Zuvor ging ich noch in Meinrad Knapps Diskussion „ATV Aktuell – Der Talk“, die ich mag, weil der Knapp Lust an diesen Gesprächen hat und sie deshalb zum Leben erweckt, und weil die Frau Vettermann von der Kronen Zeitung dort sagte, der Umgang von Regierung und Ländern mit Flüchtlingen sei „unwürdig“. Schon wieder: Dass ich das noch erleben darf!

 

Mit Stefan Kappacher in einem Studio des neuen Newsrooms im ORF Foto: Klaus Webhofer

Ich ging dann wirklich hinauf auf den Küniglberg, wurde durch den neuen Nussruhm geführt, beeindruckend dunkel und elegant, mit eingesprengten Stücken feinster Architektinnensozialdesignkunst wie einer weißen, mit Polstern besetzten Steintreppe (Marmor?), die vorgesehen ist, damit sich das müßige Redaktionspersonal hinlümmelt und den Kolleginnen beim Arbeiten zusieht, nebenbei wie zufällig soziale Kontakte aufblühen lassend, schillernde Kreativitätswolken aufblasend, flirrende Innovation erzeugend … Solche Treppen sind immer leer. Diese war es jedenfalls bei meinem Besuch.

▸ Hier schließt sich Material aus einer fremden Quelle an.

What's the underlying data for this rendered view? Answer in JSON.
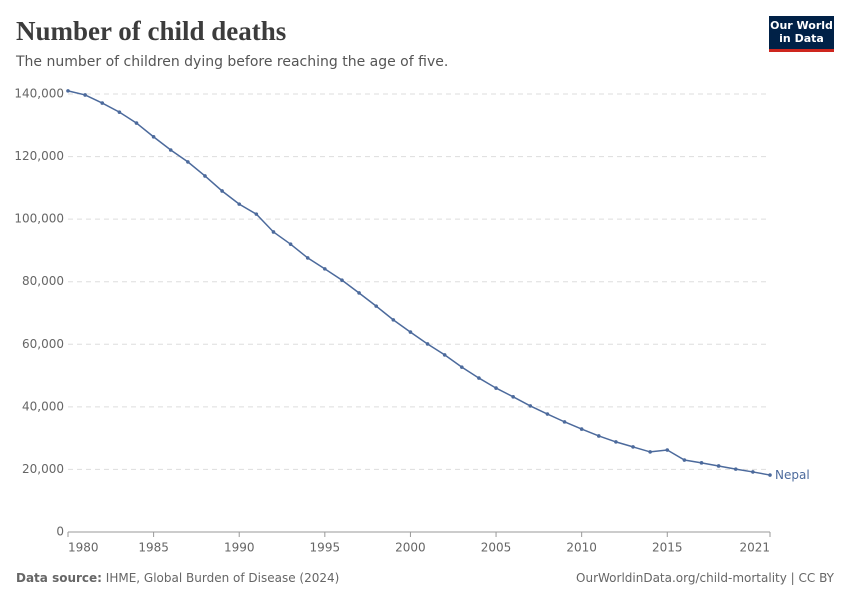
{
  "chart_data": {
    "type": "line",
    "title": "Number of child deaths",
    "subtitle": "The number of children dying before reaching the age of five.",
    "source_label": "Data source:",
    "source": "IHME, Global Burden of Disease (2024)",
    "footer_right": "OurWorldinData.org/child-mortality | CC BY",
    "logo": [
      "Our World",
      "in Data"
    ],
    "x": [
      1980,
      1981,
      1982,
      1983,
      1984,
      1985,
      1986,
      1987,
      1988,
      1989,
      1990,
      1991,
      1992,
      1993,
      1994,
      1995,
      1996,
      1997,
      1998,
      1999,
      2000,
      2001,
      2002,
      2003,
      2004,
      2005,
      2006,
      2007,
      2008,
      2009,
      2010,
      2011,
      2012,
      2013,
      2014,
      2015,
      2016,
      2017,
      2018,
      2019,
      2020,
      2021
    ],
    "series": [
      {
        "name": "Nepal",
        "color": "#4c6a9c",
        "values": [
          141000,
          139700,
          137100,
          134200,
          130700,
          126300,
          122100,
          118300,
          113800,
          109000,
          104800,
          101600,
          95900,
          92000,
          87600,
          84100,
          80500,
          76400,
          72200,
          67800,
          63900,
          60100,
          56600,
          52700,
          49200,
          46000,
          43200,
          40300,
          37700,
          35200,
          32900,
          30700,
          28800,
          27200,
          25600,
          26200,
          23000,
          22100,
          21100,
          20100,
          19200,
          18200
        ]
      }
    ],
    "xlim": [
      1980,
      2021
    ],
    "xticks": [
      1980,
      1985,
      1990,
      1995,
      2000,
      2005,
      2010,
      2015,
      2021
    ],
    "ylim": [
      0,
      140000
    ],
    "yticks": [
      0,
      {
        "value": 20000,
        "label": "20,000"
      },
      {
        "value": 40000,
        "label": "40,000"
      },
      {
        "value": 60000,
        "label": "60,000"
      },
      {
        "value": 80000,
        "label": "80,000"
      },
      {
        "value": 100000,
        "label": "100,000"
      },
      {
        "value": 120000,
        "label": "120,000"
      },
      {
        "value": 140000,
        "label": "140,000"
      }
    ],
    "grid": true
  }
}
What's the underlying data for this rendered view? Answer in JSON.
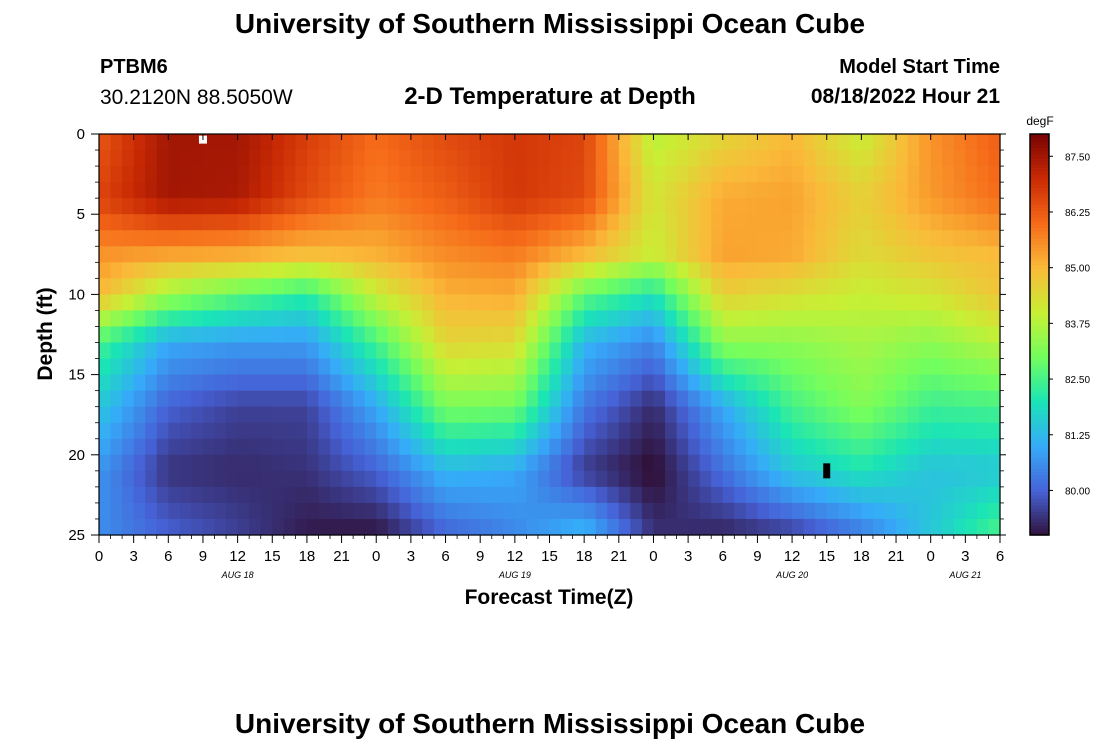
{
  "page": {
    "title": "University of Southern Mississippi Ocean Cube",
    "footer_title": "University of Southern Mississippi Ocean Cube",
    "station": "PTBM6",
    "coordinates": "30.2120N  88.5050W",
    "subtitle": "2-D Temperature at Depth",
    "model_start_label": "Model Start Time",
    "model_start_value": "08/18/2022 Hour 21"
  },
  "chart_data": {
    "type": "heatmap",
    "title": "2-D Temperature at Depth",
    "xlabel": "Forecast Time(Z)",
    "ylabel": "Depth (ft)",
    "colorbar_label": "degF",
    "colorbar_ticks": [
      87.5,
      86.25,
      85.0,
      83.75,
      82.5,
      81.25,
      80.0
    ],
    "colorbar_tick_labels": [
      "87.50",
      "86.25",
      "85.00",
      "83.75",
      "82.50",
      "81.25",
      "80.00"
    ],
    "vmin": 79.0,
    "vmax": 88.0,
    "x_ticks": [
      0,
      3,
      6,
      9,
      12,
      15,
      18,
      21,
      24,
      27,
      30,
      33,
      36,
      39,
      42,
      45,
      48,
      51,
      54,
      57,
      60,
      63,
      66,
      69,
      72,
      75,
      78
    ],
    "x_tick_labels": [
      "0",
      "3",
      "6",
      "9",
      "12",
      "15",
      "18",
      "21",
      "0",
      "3",
      "6",
      "9",
      "12",
      "15",
      "18",
      "21",
      "0",
      "3",
      "6",
      "9",
      "12",
      "15",
      "18",
      "21",
      "0",
      "3",
      "6"
    ],
    "date_labels": [
      {
        "text": "AUG 18",
        "x": 12
      },
      {
        "text": "AUG 19",
        "x": 36
      },
      {
        "text": "AUG 20",
        "x": 60
      },
      {
        "text": "AUG 21",
        "x": 75
      }
    ],
    "y_ticks": [
      0,
      5,
      10,
      15,
      20,
      25
    ],
    "y_tick_labels": [
      "0",
      "5",
      "10",
      "15",
      "20",
      "25"
    ],
    "xlim": [
      0,
      78
    ],
    "ylim": [
      25,
      0
    ],
    "time_hours": [
      0,
      6,
      12,
      18,
      24,
      30,
      36,
      42,
      48,
      54,
      60,
      66,
      72,
      78
    ],
    "depth_ft": [
      0,
      4,
      7.5,
      10,
      13,
      17,
      21,
      25
    ],
    "temperature_degF": [
      [
        86.3,
        87.5,
        87.5,
        86.7,
        86.0,
        86.5,
        86.8,
        86.6,
        83.8,
        84.5,
        85.0,
        84.0,
        85.5,
        86.2
      ],
      [
        86.6,
        87.5,
        87.4,
        86.5,
        85.8,
        86.2,
        86.8,
        86.5,
        84.2,
        85.2,
        85.3,
        84.6,
        85.4,
        86.0
      ],
      [
        85.5,
        85.3,
        85.2,
        84.9,
        85.1,
        85.6,
        85.8,
        85.0,
        84.0,
        85.3,
        85.2,
        84.4,
        84.8,
        85.0
      ],
      [
        85.0,
        83.5,
        82.8,
        82.2,
        84.0,
        85.1,
        85.2,
        82.8,
        82.0,
        84.6,
        84.3,
        84.0,
        84.2,
        84.8
      ],
      [
        82.5,
        81.0,
        80.8,
        80.8,
        82.5,
        84.5,
        84.4,
        81.2,
        80.5,
        83.3,
        83.3,
        83.6,
        83.3,
        83.8
      ],
      [
        81.5,
        80.0,
        79.6,
        79.6,
        81.0,
        83.1,
        83.0,
        80.3,
        79.3,
        81.0,
        82.5,
        83.2,
        82.4,
        82.5
      ],
      [
        80.7,
        79.4,
        79.3,
        79.4,
        80.0,
        81.2,
        81.0,
        79.5,
        78.9,
        80.2,
        81.5,
        82.0,
        81.4,
        81.5
      ],
      [
        80.6,
        80.0,
        79.6,
        79.1,
        79.0,
        80.0,
        80.5,
        81.3,
        79.4,
        79.2,
        79.5,
        80.3,
        81.5,
        82.6
      ]
    ],
    "markers": [
      {
        "name": "white-marker",
        "x": 9,
        "y": 0.35,
        "color": "#ffffff"
      },
      {
        "name": "black-marker",
        "x": 63,
        "y": 21,
        "color": "#000000"
      }
    ],
    "colormap": [
      "#30123b",
      "#4662d7",
      "#36aaf9",
      "#1ae4b6",
      "#72fe5e",
      "#c8ef34",
      "#faba39",
      "#f66b19",
      "#ca2a04",
      "#7a0403"
    ]
  }
}
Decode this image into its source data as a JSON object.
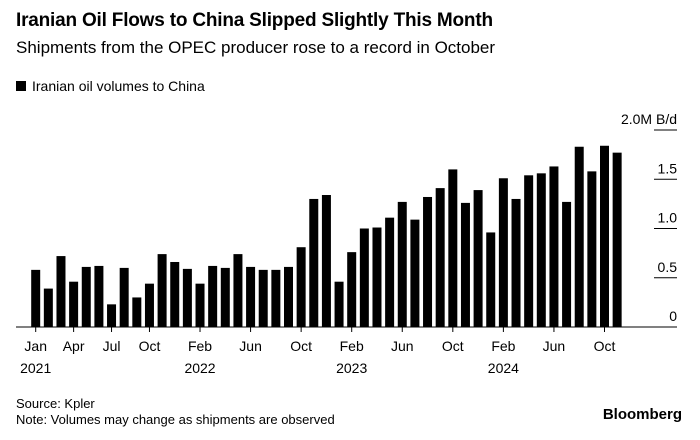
{
  "title": "Iranian Oil Flows to China Slipped Slightly This Month",
  "subtitle": "Shipments from the OPEC producer rose to a record in October",
  "source": "Source: Kpler",
  "note": "Note: Volumes may change as shipments are observed",
  "brand": "Bloomberg",
  "chart_data": {
    "type": "bar",
    "legend": [
      "Iranian oil volumes to China"
    ],
    "legend_placement": "top-left",
    "ylabel": "M B/d",
    "ylim": [
      0,
      2.0
    ],
    "yticks": [
      "0",
      "0.5",
      "1.0",
      "1.5",
      "2.0M B/d"
    ],
    "ytick_values": [
      0,
      0.5,
      1.0,
      1.5,
      2.0
    ],
    "color": "#000000",
    "xtick_labels": [
      {
        "index": 0,
        "label": "Jan",
        "year": "2021"
      },
      {
        "index": 3,
        "label": "Apr"
      },
      {
        "index": 6,
        "label": "Jul"
      },
      {
        "index": 9,
        "label": "Oct"
      },
      {
        "index": 13,
        "label": "Feb",
        "year": "2022"
      },
      {
        "index": 17,
        "label": "Jun"
      },
      {
        "index": 21,
        "label": "Oct"
      },
      {
        "index": 25,
        "label": "Feb",
        "year": "2023"
      },
      {
        "index": 29,
        "label": "Jun"
      },
      {
        "index": 33,
        "label": "Oct"
      },
      {
        "index": 37,
        "label": "Feb",
        "year": "2024"
      },
      {
        "index": 41,
        "label": "Jun"
      },
      {
        "index": 45,
        "label": "Oct"
      }
    ],
    "categories": [
      "2021-01",
      "2021-02",
      "2021-03",
      "2021-04",
      "2021-05",
      "2021-06",
      "2021-07",
      "2021-08",
      "2021-09",
      "2021-10",
      "2021-11",
      "2021-12",
      "2022-01",
      "2022-02",
      "2022-03",
      "2022-04",
      "2022-05",
      "2022-06",
      "2022-07",
      "2022-08",
      "2022-09",
      "2022-10",
      "2022-11",
      "2022-12",
      "2023-01",
      "2023-02",
      "2023-03",
      "2023-04",
      "2023-05",
      "2023-06",
      "2023-07",
      "2023-08",
      "2023-09",
      "2023-10",
      "2023-11",
      "2023-12",
      "2024-01",
      "2024-02",
      "2024-03",
      "2024-04",
      "2024-05",
      "2024-06",
      "2024-07",
      "2024-08",
      "2024-09",
      "2024-10",
      "2024-11"
    ],
    "values": [
      0.58,
      0.39,
      0.72,
      0.46,
      0.61,
      0.62,
      0.23,
      0.6,
      0.3,
      0.44,
      0.74,
      0.66,
      0.59,
      0.44,
      0.62,
      0.6,
      0.74,
      0.61,
      0.58,
      0.58,
      0.61,
      0.81,
      1.3,
      1.34,
      0.46,
      0.76,
      1.0,
      1.01,
      1.11,
      1.27,
      1.09,
      1.32,
      1.41,
      1.6,
      1.26,
      1.39,
      0.96,
      1.51,
      1.3,
      1.54,
      1.56,
      1.63,
      1.27,
      1.83,
      1.58,
      1.84,
      1.77
    ]
  }
}
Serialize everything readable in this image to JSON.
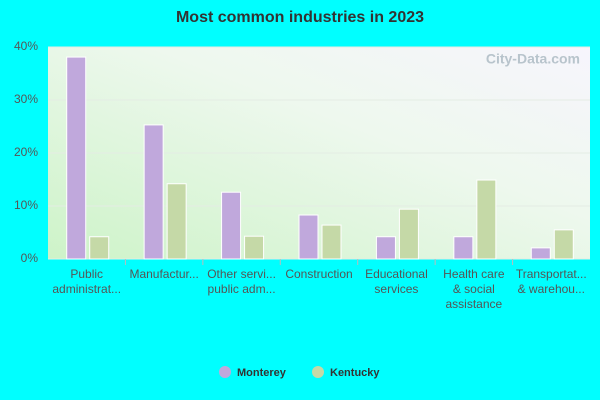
{
  "chart_data": {
    "type": "bar",
    "title": "Most common industries in 2023",
    "watermark": "City-Data.com",
    "categories": [
      "Public\nadministrat...",
      "Manufactur...",
      "Other servi...\npublic adm...",
      "Construction",
      "Educational\nservices",
      "Health care\n& social\nassistance",
      "Transportat...\n& warehou..."
    ],
    "series": [
      {
        "name": "Monterey",
        "color": "#c0a8dc",
        "values": [
          38.1,
          25.3,
          12.6,
          8.3,
          4.2,
          4.2,
          2.1
        ]
      },
      {
        "name": "Kentucky",
        "color": "#c5d9a7",
        "values": [
          4.2,
          14.2,
          4.3,
          6.4,
          9.4,
          14.9,
          5.5
        ]
      }
    ],
    "ylim": [
      0,
      40
    ],
    "yticks": [
      {
        "value": 0,
        "label": "0%"
      },
      {
        "value": 10,
        "label": "10%"
      },
      {
        "value": 20,
        "label": "20%"
      },
      {
        "value": 30,
        "label": "30%"
      },
      {
        "value": 40,
        "label": "40%"
      }
    ],
    "grid": true,
    "legend": "bottom"
  }
}
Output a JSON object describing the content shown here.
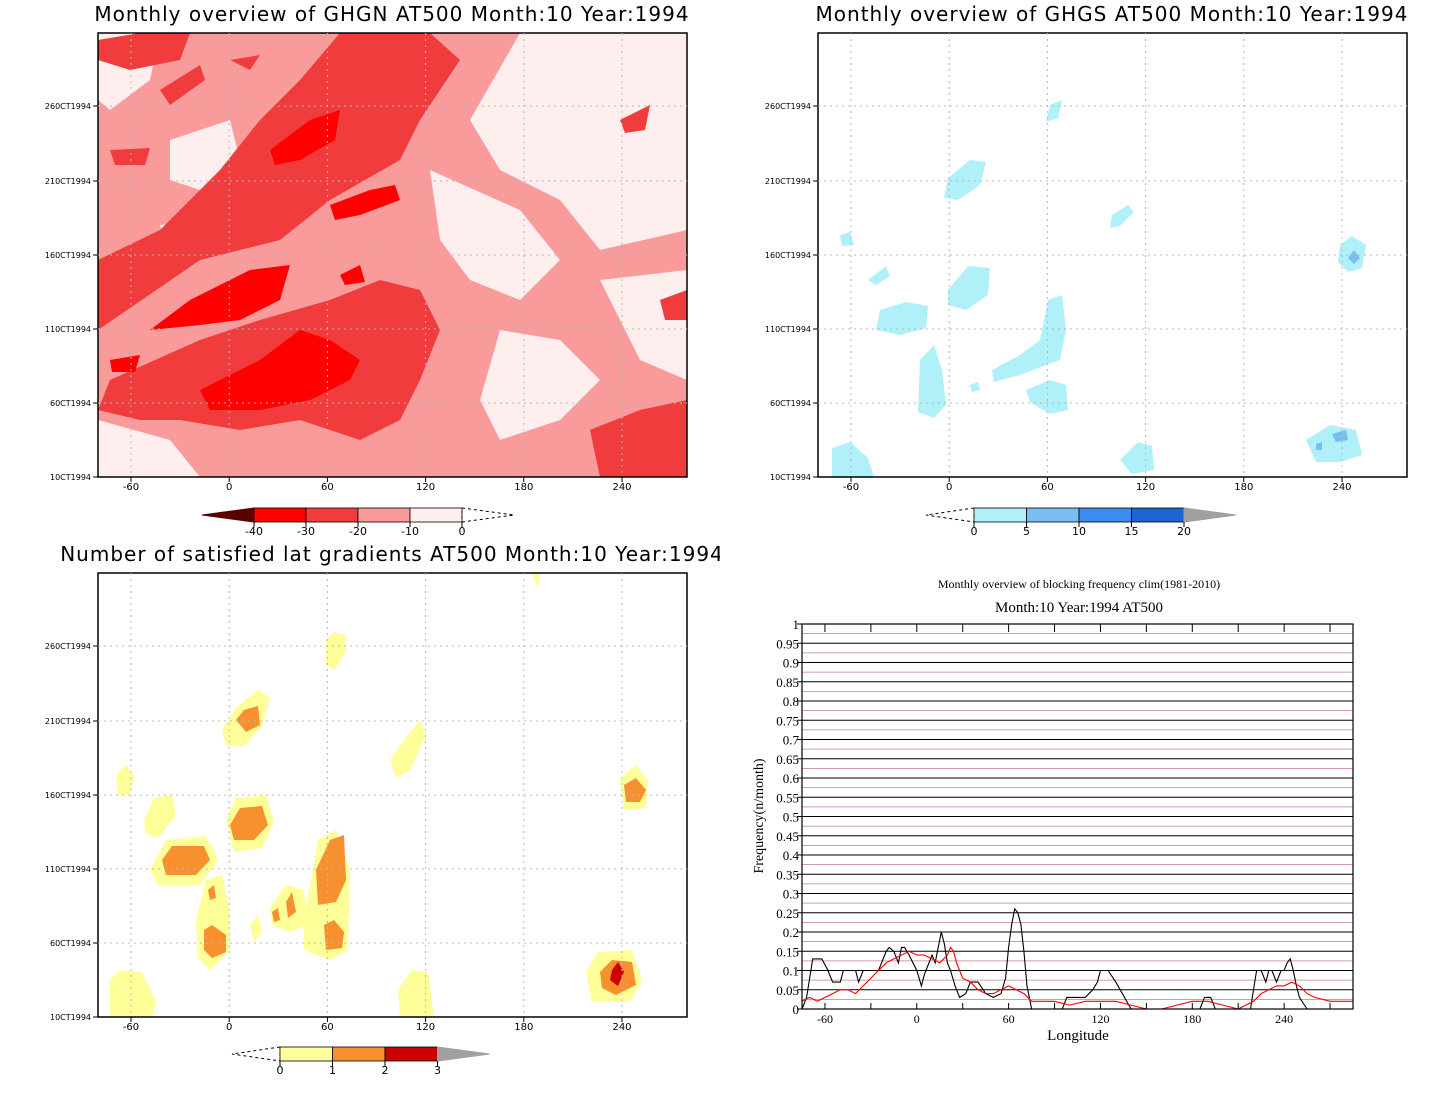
{
  "panels": [
    {
      "id": "ghgn",
      "title": "Monthly overview of GHGN AT500 Month:10 Year:1994",
      "x_ticks": [
        "-60",
        "0",
        "60",
        "120",
        "180",
        "240"
      ],
      "y_ticks": [
        "10CT1994",
        "60CT1994",
        "110CT1994",
        "160CT1994",
        "210CT1994",
        "260CT1994"
      ],
      "colorbar": {
        "labels": [
          "-40",
          "-30",
          "-20",
          "-10",
          "0"
        ],
        "colors": [
          "#5a0000",
          "#ff0000",
          "#f03c3c",
          "#fa9b9b",
          "#ffeeee"
        ]
      }
    },
    {
      "id": "ghgs",
      "title": "Monthly overview of GHGS AT500 Month:10 Year:1994",
      "x_ticks": [
        "-60",
        "0",
        "60",
        "120",
        "180",
        "240"
      ],
      "y_ticks": [
        "10CT1994",
        "60CT1994",
        "110CT1994",
        "160CT1994",
        "210CT1994",
        "260CT1994"
      ],
      "colorbar": {
        "labels": [
          "0",
          "5",
          "10",
          "15",
          "20"
        ],
        "colors": [
          "#b0f0f8",
          "#78bef0",
          "#3c8cf0",
          "#1e64d2",
          "#a0a0a0"
        ]
      }
    },
    {
      "id": "latgrad",
      "title": "Number of satisfied lat gradients AT500 Month:10 Year:1994",
      "x_ticks": [
        "-60",
        "0",
        "60",
        "120",
        "180",
        "240"
      ],
      "y_ticks": [
        "10CT1994",
        "60CT1994",
        "110CT1994",
        "160CT1994",
        "210CT1994",
        "260CT1994"
      ],
      "colorbar": {
        "labels": [
          "0",
          "1",
          "2",
          "3"
        ],
        "colors": [
          "#ffff9a",
          "#f7902e",
          "#cc0000",
          "#a0a0a0"
        ]
      }
    }
  ],
  "chart_data": {
    "type": "line",
    "title": "Monthly overview of blocking frequency clim(1981-2010)",
    "subtitle": "Month:10 Year:1994  AT500",
    "xlabel": "Longitude",
    "ylabel": "Frequency(n/month)",
    "xlim": [
      -75,
      285
    ],
    "ylim": [
      0,
      1
    ],
    "x_ticks": [
      "-60",
      "0",
      "60",
      "120",
      "180",
      "240"
    ],
    "y_ticks": [
      "0",
      "0.05",
      "0.1",
      "0.15",
      "0.2",
      "0.25",
      "0.3",
      "0.35",
      "0.4",
      "0.45",
      "0.5",
      "0.55",
      "0.6",
      "0.65",
      "0.7",
      "0.75",
      "0.8",
      "0.85",
      "0.9",
      "0.95",
      "1"
    ],
    "series": [
      {
        "color": "#000000",
        "x": [
          -75,
          -72,
          -68,
          -62,
          -58,
          -55,
          -50,
          -48,
          -45,
          -40,
          -38,
          -35,
          -30,
          -25,
          -20,
          -18,
          -15,
          -12,
          -10,
          -8,
          -5,
          0,
          3,
          5,
          8,
          10,
          12,
          14,
          16,
          18,
          20,
          22,
          25,
          28,
          32,
          35,
          40,
          45,
          50,
          55,
          58,
          60,
          62,
          64,
          66,
          68,
          70,
          72,
          75,
          80,
          85,
          90,
          95,
          98,
          100,
          102,
          105,
          110,
          115,
          118,
          120,
          125,
          130,
          140,
          150,
          160,
          170,
          180,
          185,
          188,
          190,
          192,
          195,
          200,
          210,
          215,
          218,
          220,
          222,
          225,
          228,
          230,
          232,
          235,
          238,
          240,
          242,
          244,
          246,
          248,
          250,
          255,
          260,
          270,
          280,
          285
        ],
        "y": [
          0,
          0.03,
          0.13,
          0.13,
          0.1,
          0.07,
          0.07,
          0.1,
          0.1,
          0.1,
          0.07,
          0.1,
          0.1,
          0.1,
          0.15,
          0.16,
          0.15,
          0.12,
          0.16,
          0.16,
          0.14,
          0.1,
          0.06,
          0.09,
          0.12,
          0.14,
          0.12,
          0.16,
          0.2,
          0.17,
          0.12,
          0.1,
          0.06,
          0.03,
          0.04,
          0.07,
          0.07,
          0.04,
          0.03,
          0.04,
          0.08,
          0.16,
          0.22,
          0.26,
          0.25,
          0.22,
          0.15,
          0.06,
          0,
          0,
          0,
          0,
          0,
          0.03,
          0.03,
          0.03,
          0.03,
          0.03,
          0.05,
          0.07,
          0.1,
          0.1,
          0.07,
          0,
          0,
          0,
          0,
          0,
          0,
          0.03,
          0.03,
          0.03,
          0,
          0,
          0,
          0,
          0,
          0.05,
          0.1,
          0.1,
          0.07,
          0.1,
          0.1,
          0.07,
          0.1,
          0.1,
          0.12,
          0.13,
          0.1,
          0.06,
          0.03,
          0,
          0,
          0,
          0,
          0
        ]
      },
      {
        "color": "#ff0000",
        "x": [
          -75,
          -70,
          -65,
          -60,
          -55,
          -50,
          -45,
          -40,
          -35,
          -30,
          -25,
          -20,
          -15,
          -10,
          -5,
          0,
          5,
          10,
          15,
          20,
          22,
          24,
          26,
          28,
          30,
          35,
          40,
          45,
          50,
          55,
          60,
          65,
          70,
          75,
          80,
          90,
          100,
          110,
          120,
          130,
          140,
          150,
          160,
          170,
          180,
          190,
          200,
          210,
          220,
          225,
          230,
          235,
          240,
          245,
          250,
          255,
          260,
          270,
          280,
          285
        ],
        "y": [
          0.02,
          0.03,
          0.02,
          0.03,
          0.04,
          0.05,
          0.05,
          0.04,
          0.06,
          0.08,
          0.1,
          0.12,
          0.13,
          0.14,
          0.15,
          0.14,
          0.14,
          0.13,
          0.12,
          0.14,
          0.16,
          0.15,
          0.12,
          0.1,
          0.08,
          0.07,
          0.05,
          0.04,
          0.04,
          0.05,
          0.06,
          0.05,
          0.04,
          0.02,
          0.02,
          0.02,
          0.01,
          0.02,
          0.02,
          0.02,
          0.01,
          0.0,
          0.0,
          0.01,
          0.02,
          0.02,
          0.01,
          0.0,
          0.02,
          0.04,
          0.05,
          0.06,
          0.06,
          0.07,
          0.06,
          0.04,
          0.03,
          0.02,
          0.02,
          0.02
        ]
      }
    ]
  }
}
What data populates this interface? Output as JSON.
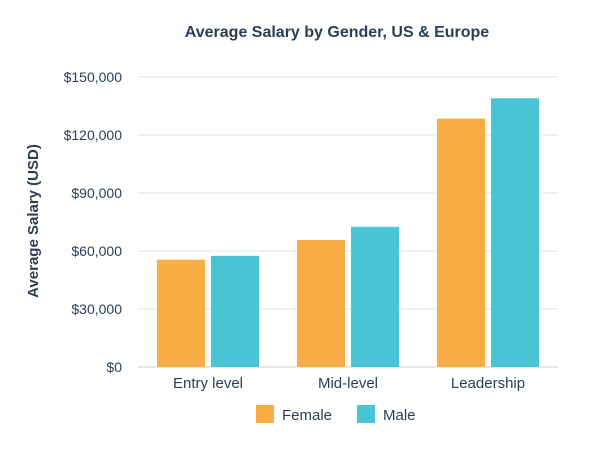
{
  "chart_data": {
    "type": "bar",
    "title": "Average Salary by Gender, US & Europe",
    "xlabel": "",
    "ylabel": "Average Salary (USD)",
    "categories": [
      "Entry level",
      "Mid-level",
      "Leadership"
    ],
    "series": [
      {
        "name": "Female",
        "color": "#f9ad45",
        "values": [
          55500,
          65700,
          128500
        ]
      },
      {
        "name": "Male",
        "color": "#49c4d4",
        "values": [
          57500,
          72500,
          139000
        ]
      }
    ],
    "ylim": [
      0,
      150000
    ],
    "yticks": [
      0,
      30000,
      60000,
      90000,
      120000,
      150000
    ],
    "ytick_labels": [
      "$0",
      "$30,000",
      "$60,000",
      "$90,000",
      "$120,000",
      "$150,000"
    ],
    "grid": true,
    "legend_position": "bottom"
  }
}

Sehr gut gefiel mir auch eine kleine Nische mit dezentem Drahtgitter, eine Art Sozialkäfig mit grauen Designerpolstern, ebenso chic wie ungemütlich – aber wie sagte schon Karl Kraus: Gemütlich bin ich selber. Ein Spruch des weiland Generalintendanten Gerhard Weis kam mir in den Sinn, den er den ORF-Redaktionen für den Umgang mit der FPÖ mitgab: „Nicht in den Käfig gehen, nicht füttern, nicht reizen!“

Nein, ganz im Ernst, ich schritt beeindruckt durch die poshe Grauzone, freute mich, in sowas nicht arbeiten zu müssen, fühlte mich aber geehrt, es durchschreiten zu dürfen. Der Kappacher stellte mir die richtigen Fragen, ob ich die richtigen Antworten gab, weiß ich nicht, das lässt sich ab heute, 12 Uhr auf Ö1 überprüfen (und danach noch 7 Tage lang). Tun Sie’s!